Concession Opportunity at Big South Fork National River and Recreation Area

Want to run a stable operation? There's an opportunity at Big South Fork National River and Recreation Area. NPS photo.

If you’ve always dreamed of boarding llamas and donkeys, and doing it with National Park Service approval, your ship has come in.

The Park Service recently released a prospectus seeking proposals for a concession opportunity at Big South Fork National River and Recreation Area. This 125,000-acre, heavily forested unit of the park system is located 65 miles northwest of Knoxville, Tennessee, in southeastern Kentucky and north-central Tennessee.

The concession consists of a stable for renting stall spaces for horses, donkeys, mules, and llamas, plus a camp store (currently called a tack store) for selling souvenirs, picnic supplies, snacks, beverages, ice, firewood, and veterinarian and tack supplies.
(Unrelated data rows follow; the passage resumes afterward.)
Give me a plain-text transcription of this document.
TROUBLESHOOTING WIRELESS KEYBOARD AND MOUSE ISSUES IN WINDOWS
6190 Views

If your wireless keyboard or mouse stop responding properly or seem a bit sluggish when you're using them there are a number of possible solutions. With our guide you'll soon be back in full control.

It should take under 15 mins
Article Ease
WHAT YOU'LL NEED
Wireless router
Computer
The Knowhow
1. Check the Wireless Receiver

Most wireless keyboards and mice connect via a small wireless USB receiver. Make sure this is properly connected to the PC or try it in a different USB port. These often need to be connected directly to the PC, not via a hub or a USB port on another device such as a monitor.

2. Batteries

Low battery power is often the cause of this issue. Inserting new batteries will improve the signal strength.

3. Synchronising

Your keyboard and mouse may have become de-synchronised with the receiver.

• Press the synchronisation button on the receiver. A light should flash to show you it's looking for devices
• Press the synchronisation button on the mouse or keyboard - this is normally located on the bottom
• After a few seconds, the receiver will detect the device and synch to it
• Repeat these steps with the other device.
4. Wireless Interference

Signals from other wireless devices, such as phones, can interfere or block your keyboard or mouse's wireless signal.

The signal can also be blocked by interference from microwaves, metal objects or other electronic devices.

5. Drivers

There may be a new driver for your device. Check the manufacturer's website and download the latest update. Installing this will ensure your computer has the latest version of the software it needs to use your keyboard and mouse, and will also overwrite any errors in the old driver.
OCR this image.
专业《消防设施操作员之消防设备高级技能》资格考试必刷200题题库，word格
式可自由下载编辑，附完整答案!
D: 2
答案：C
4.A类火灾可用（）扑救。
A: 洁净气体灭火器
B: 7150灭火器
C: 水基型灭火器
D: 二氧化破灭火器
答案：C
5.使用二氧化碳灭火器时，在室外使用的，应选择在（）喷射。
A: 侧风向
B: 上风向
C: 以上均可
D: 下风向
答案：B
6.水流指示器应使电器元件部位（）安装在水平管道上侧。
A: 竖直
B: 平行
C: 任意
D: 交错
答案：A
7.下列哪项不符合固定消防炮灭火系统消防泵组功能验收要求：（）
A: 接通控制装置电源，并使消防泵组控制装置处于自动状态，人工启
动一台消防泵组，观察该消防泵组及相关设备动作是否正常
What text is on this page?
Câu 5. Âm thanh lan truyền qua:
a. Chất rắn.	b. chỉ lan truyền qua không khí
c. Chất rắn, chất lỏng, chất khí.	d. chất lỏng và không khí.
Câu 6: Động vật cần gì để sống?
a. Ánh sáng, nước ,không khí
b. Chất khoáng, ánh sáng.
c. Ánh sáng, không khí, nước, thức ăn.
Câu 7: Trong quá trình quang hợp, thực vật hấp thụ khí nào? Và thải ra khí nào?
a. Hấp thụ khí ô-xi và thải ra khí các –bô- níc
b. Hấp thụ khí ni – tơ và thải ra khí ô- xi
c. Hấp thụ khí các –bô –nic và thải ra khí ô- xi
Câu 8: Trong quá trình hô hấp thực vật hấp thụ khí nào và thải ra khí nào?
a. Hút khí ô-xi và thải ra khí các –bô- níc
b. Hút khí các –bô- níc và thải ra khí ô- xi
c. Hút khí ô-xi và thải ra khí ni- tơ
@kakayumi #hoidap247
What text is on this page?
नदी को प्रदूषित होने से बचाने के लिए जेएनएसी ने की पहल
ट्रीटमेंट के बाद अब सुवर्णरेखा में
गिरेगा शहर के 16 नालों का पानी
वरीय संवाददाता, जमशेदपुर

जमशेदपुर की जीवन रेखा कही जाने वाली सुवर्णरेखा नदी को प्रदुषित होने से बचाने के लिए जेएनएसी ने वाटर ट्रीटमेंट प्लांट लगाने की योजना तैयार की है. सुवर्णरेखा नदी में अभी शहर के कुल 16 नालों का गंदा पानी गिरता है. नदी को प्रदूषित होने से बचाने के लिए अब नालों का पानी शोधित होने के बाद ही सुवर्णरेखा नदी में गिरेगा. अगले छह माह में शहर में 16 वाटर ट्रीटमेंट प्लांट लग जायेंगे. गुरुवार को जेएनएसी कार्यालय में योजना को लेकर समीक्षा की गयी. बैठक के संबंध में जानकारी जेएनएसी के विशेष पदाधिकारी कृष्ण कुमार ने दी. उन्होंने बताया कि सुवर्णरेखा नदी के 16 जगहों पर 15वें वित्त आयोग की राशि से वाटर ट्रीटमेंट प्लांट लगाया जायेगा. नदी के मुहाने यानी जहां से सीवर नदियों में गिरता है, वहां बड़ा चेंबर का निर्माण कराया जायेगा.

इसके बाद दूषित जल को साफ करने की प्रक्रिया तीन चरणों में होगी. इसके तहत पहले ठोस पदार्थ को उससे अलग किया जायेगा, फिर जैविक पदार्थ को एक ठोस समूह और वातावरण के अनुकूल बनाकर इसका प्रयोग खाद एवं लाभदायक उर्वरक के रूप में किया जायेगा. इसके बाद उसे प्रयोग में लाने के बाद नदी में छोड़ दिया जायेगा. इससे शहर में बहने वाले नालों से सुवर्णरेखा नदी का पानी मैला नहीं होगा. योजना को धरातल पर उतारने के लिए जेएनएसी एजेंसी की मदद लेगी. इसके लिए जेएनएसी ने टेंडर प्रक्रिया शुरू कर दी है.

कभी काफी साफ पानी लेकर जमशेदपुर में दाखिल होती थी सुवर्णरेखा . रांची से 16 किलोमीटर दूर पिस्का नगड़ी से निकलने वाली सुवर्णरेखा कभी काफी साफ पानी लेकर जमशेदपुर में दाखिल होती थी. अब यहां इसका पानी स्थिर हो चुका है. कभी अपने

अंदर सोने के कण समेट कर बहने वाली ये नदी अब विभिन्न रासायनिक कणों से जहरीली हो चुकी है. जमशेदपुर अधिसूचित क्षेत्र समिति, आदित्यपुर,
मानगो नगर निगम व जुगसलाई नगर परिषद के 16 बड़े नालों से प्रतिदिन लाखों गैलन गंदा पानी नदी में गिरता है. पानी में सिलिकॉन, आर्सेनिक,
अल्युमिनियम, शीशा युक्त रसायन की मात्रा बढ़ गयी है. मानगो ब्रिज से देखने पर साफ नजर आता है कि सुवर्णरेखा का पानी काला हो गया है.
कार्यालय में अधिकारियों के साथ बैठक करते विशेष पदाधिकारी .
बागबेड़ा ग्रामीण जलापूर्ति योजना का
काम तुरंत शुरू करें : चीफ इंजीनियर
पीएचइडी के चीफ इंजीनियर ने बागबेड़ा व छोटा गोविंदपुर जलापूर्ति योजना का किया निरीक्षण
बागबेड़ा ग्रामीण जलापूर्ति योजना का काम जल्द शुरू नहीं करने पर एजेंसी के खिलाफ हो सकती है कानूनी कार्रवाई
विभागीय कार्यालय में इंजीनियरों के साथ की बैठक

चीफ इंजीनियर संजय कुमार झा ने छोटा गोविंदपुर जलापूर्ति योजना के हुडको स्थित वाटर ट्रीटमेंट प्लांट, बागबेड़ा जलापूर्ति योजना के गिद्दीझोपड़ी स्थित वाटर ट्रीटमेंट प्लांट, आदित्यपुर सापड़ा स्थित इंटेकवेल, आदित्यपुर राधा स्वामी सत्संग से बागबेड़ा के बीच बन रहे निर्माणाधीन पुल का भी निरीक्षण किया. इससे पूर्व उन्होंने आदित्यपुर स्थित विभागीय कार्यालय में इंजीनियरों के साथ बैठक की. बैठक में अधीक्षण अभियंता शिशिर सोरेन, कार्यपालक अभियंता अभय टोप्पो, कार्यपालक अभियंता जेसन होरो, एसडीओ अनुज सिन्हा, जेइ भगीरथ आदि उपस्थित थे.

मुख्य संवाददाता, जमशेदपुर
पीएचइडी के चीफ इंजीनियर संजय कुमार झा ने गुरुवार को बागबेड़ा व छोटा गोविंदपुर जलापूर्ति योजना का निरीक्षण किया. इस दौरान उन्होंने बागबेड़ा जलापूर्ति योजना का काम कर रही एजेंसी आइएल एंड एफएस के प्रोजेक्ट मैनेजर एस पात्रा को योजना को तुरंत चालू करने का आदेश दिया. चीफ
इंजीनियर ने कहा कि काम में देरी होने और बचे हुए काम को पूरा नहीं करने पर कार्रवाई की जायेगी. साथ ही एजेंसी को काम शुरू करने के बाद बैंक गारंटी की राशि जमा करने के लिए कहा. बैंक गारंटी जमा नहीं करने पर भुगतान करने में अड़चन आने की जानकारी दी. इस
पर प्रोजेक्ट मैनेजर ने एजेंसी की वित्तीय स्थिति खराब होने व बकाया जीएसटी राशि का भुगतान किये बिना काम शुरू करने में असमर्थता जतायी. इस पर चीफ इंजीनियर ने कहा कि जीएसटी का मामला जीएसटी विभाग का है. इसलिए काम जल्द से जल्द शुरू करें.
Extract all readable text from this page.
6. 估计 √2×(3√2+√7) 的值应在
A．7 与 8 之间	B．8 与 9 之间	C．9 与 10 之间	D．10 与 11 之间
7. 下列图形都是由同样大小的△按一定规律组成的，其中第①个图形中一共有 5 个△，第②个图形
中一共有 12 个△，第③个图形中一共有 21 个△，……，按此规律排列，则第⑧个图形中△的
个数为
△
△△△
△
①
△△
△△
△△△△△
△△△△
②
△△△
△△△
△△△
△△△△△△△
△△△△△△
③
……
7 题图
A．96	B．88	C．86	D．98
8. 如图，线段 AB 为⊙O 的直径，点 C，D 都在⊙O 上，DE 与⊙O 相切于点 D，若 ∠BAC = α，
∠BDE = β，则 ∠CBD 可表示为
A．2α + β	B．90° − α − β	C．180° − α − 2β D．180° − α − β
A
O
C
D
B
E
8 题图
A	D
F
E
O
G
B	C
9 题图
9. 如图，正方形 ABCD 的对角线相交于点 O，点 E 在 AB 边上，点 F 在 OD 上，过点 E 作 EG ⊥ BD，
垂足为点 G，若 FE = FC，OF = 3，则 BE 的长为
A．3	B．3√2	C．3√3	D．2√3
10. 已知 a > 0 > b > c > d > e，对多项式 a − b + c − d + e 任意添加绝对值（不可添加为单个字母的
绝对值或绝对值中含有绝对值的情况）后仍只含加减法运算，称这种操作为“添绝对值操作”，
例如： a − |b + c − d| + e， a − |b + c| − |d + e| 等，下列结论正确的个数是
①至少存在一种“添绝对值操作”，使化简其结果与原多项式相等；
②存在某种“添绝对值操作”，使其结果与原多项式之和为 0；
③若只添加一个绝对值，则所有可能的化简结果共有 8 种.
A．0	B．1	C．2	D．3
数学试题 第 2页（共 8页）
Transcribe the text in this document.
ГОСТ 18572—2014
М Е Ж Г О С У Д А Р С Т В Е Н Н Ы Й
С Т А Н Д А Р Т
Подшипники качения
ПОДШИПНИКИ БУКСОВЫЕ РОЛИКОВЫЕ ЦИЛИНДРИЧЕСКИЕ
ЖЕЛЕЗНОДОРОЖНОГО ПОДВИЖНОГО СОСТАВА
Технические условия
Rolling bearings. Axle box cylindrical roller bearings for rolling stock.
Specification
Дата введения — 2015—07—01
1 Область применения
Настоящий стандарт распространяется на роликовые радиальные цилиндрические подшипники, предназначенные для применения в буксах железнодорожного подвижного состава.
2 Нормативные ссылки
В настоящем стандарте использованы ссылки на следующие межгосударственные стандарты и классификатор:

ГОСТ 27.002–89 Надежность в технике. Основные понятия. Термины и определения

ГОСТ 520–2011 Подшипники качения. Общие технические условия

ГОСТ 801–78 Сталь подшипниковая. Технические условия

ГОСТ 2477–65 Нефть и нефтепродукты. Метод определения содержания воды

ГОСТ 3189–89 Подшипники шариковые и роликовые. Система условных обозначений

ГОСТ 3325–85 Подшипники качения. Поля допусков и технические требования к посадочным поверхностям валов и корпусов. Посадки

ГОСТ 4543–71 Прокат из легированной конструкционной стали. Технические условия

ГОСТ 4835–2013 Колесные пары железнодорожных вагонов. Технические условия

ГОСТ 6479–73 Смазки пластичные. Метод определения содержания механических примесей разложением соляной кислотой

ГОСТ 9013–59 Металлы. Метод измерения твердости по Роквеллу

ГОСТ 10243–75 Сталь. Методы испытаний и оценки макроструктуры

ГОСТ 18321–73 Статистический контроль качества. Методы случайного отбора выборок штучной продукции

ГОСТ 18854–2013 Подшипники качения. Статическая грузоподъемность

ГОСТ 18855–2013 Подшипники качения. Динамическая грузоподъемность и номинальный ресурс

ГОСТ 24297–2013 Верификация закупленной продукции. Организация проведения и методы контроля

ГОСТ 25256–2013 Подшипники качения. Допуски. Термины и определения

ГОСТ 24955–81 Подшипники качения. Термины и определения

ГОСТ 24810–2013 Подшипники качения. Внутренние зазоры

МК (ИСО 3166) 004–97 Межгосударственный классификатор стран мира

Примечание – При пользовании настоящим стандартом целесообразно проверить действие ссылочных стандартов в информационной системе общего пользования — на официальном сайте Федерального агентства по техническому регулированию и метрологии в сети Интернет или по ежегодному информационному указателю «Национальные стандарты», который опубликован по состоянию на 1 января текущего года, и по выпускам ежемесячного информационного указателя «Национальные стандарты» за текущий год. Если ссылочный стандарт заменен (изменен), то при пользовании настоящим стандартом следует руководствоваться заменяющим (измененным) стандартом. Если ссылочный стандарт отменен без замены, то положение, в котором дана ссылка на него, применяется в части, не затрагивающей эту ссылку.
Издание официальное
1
The stable and camp store are near the park visitor center and an adjacent 181-site campground.

The 10-year contract authorizes, but does not require the concessionaire to offer wagon rides, bicycle rental, laundry service, veterinarian service canoe rental, guided horse rides, horse rental, interpretive programs and hunting and fishing licenses. There appears to be quite a bit of room for entrepreneurship on the part of the new concessionaire.

Buildings supporting the concession are NPS-owned and the initial investment to begin operations is estimated at only $15,000. Compare this to the estimated $45 million initial investment (and equal number of headaches) for the current open prospectus at Yellowstone National Park.

Concession revenues in 2010 were $62,000, a $10,000 decline from each of the previous two years. The minimum franchise fee is 2 percent of revenues and a repair and maintenance reserve contained in many NPS contracts is not required.

The contract is to take effect on January 1, 2013, and the concession is to be open each year from March 1 through November 30. Proposals are due at the National Park Service by September 14, 2012.

Comments

It's a wonderful park, but anyone interested should know that the existing concessioner is a Preferred Offeror with the right to match your offer.

This is true and we should have included the important fact in the article. The current concessionaire as a preferred offeror can match the best bid, but only if it has first offered a bid during the initial bidding period. I guess the fact that the prospectus says "the current concessioner has operated successfully and satisfactorily..." would give someone else pause in pursuing the contract.